The steelmaker Nucor (NUE 1.05%) just reported a stellar first quarter, and said it expects second-quarter results to be a record. That caused shares to jump to an all-time intraday high of almost $188 per share last week.
Several factors are helping to drive momentum in the company's business leading to the record results. Taking a look at those drivers should help investors feel more confident in buying Nucor shares, even near its record high level.
Pricing holding strong
2021 was an unusual year for the steel industry in several ways. During the shock of the pandemic in 2020, many steel buyers suspended or throttled back operations. But demand sprung back quickly, and it depleted inventories in construction, automotive, and other markets. As with any cyclical industry, the supply-and-demand dynamics took over, and steel prices soared in late 2020 and into 2021.
At the peak, steel prices had more than tripled from pre-pandemic levels. While the pandemic-induced spike did reverse course somewhat, historically higher prices for hot rolled sheet are still holding.
Prices spiked again recently as global supply and pricing uncertainties grew after Russia invaded Ukraine. But as the above five-year chart shows, prior to the most recent surge, prices were still about double where they have trended in the three years prior to the pandemic.
While some analysts thought Nucor's record year in 2021 would be an outlier, the strong demand and resilient pricing have led the company to predict the second quarter will yield another earnings record. And that will follow a first quarter where net earnings were 125% higher than the prior-year period.

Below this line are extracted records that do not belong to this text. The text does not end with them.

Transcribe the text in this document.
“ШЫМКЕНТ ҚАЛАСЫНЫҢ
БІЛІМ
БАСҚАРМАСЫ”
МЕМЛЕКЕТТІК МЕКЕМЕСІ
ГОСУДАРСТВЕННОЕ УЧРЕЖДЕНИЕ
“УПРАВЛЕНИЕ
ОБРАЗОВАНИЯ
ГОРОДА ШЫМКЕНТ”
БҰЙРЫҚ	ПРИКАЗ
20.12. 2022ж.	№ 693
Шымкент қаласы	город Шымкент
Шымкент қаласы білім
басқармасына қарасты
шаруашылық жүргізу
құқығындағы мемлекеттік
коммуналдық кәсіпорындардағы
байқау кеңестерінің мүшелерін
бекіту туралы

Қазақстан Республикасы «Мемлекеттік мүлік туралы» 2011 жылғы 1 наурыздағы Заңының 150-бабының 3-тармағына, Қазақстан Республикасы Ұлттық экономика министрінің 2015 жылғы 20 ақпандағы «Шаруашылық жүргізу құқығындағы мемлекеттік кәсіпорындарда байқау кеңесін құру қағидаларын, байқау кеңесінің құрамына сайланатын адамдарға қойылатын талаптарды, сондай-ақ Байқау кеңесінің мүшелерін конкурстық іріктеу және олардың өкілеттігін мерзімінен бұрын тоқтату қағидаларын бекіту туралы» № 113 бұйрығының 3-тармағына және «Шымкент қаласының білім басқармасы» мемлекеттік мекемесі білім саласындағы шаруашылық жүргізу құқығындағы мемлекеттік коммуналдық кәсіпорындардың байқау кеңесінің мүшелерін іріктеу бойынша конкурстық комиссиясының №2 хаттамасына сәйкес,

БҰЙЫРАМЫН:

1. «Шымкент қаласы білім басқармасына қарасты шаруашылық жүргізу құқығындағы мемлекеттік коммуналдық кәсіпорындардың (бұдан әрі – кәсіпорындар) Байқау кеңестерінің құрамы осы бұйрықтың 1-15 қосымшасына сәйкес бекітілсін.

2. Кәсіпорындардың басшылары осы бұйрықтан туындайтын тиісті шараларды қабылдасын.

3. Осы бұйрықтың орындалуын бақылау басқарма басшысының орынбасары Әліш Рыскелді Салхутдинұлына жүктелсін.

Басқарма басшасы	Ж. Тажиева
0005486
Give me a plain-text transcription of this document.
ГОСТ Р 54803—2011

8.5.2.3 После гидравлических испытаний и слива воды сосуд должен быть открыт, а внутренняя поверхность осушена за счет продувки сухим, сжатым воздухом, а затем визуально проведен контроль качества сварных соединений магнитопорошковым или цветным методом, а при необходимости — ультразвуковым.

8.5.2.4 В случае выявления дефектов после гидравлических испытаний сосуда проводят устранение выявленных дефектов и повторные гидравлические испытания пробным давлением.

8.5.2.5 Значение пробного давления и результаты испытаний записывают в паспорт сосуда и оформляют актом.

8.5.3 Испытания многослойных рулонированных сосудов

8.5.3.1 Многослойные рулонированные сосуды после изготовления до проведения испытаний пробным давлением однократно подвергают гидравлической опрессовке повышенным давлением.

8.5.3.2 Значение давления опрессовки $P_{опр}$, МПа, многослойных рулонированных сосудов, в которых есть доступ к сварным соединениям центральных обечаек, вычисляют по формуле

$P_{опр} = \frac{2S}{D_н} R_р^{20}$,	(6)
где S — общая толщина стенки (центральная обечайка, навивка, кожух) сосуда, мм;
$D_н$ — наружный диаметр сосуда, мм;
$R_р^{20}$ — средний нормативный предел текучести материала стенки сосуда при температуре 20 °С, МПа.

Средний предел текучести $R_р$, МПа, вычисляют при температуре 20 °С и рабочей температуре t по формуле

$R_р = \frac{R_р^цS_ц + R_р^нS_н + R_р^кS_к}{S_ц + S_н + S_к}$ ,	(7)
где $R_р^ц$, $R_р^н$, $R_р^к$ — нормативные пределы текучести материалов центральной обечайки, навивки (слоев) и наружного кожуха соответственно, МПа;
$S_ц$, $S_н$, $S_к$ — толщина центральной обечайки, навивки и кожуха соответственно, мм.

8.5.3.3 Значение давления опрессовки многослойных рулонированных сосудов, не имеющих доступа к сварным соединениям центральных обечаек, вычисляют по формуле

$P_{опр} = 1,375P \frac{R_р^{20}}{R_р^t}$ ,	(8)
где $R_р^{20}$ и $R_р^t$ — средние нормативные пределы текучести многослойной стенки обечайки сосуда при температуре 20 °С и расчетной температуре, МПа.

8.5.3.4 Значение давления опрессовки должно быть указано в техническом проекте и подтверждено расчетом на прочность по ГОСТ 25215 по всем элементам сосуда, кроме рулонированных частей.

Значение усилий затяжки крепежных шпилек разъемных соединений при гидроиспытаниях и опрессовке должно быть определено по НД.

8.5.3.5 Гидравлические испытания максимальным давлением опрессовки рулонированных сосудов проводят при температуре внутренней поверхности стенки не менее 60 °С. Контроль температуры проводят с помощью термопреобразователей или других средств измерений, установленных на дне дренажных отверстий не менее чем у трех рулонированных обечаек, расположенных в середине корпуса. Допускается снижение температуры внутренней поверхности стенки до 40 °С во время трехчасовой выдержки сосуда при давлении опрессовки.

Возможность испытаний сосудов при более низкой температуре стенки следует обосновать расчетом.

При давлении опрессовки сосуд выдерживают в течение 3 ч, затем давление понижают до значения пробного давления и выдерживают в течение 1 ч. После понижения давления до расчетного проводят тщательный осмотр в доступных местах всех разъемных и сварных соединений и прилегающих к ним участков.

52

Those results and outlook had investors buying up shares. The stock reached its all-time high after the first-quarter report. And management expects the business to continue to thrive, with CEO Leon Topalian telling investors on the quarterly conference call, "We expect another strong year in both earnings and cash generation."
Several levers to boost returns
The post-earnings spike in the share price didn't hold, as the general market remains volatile. But that could be a good opportunity for prospective shareholders. Nucor focuses on providing value to shareholders in several different ways. First and foremost, it invests back into the business to secure future growth. In the same five-year span as shown in the steel price chart above, the company has cumulatively invested nearly $9.5 billion to support and grow its business.
Nucor has also repurchased about 17% of its outstanding shares since 2017, helping to give shareholders a meaningfully larger portion of ownership. That should continue as long as management believes the stock is a good value, as the company has about $2.94 billion remaining on its existing share-buyback authorization.
And Nucor not only pays a dividend to shareholders, it has also raised the payout for 49 consecutive years. If it increases the dividend again this year as expected, Nucor will join the list of Dividend Kings with 50 consecutive annual increases.
With a history of taking care of shareholders, a supportive pricing environment along with strong demand, and another year of historically strong earnings, investors should look at investing in Nucor, even with the stock near its all-time high.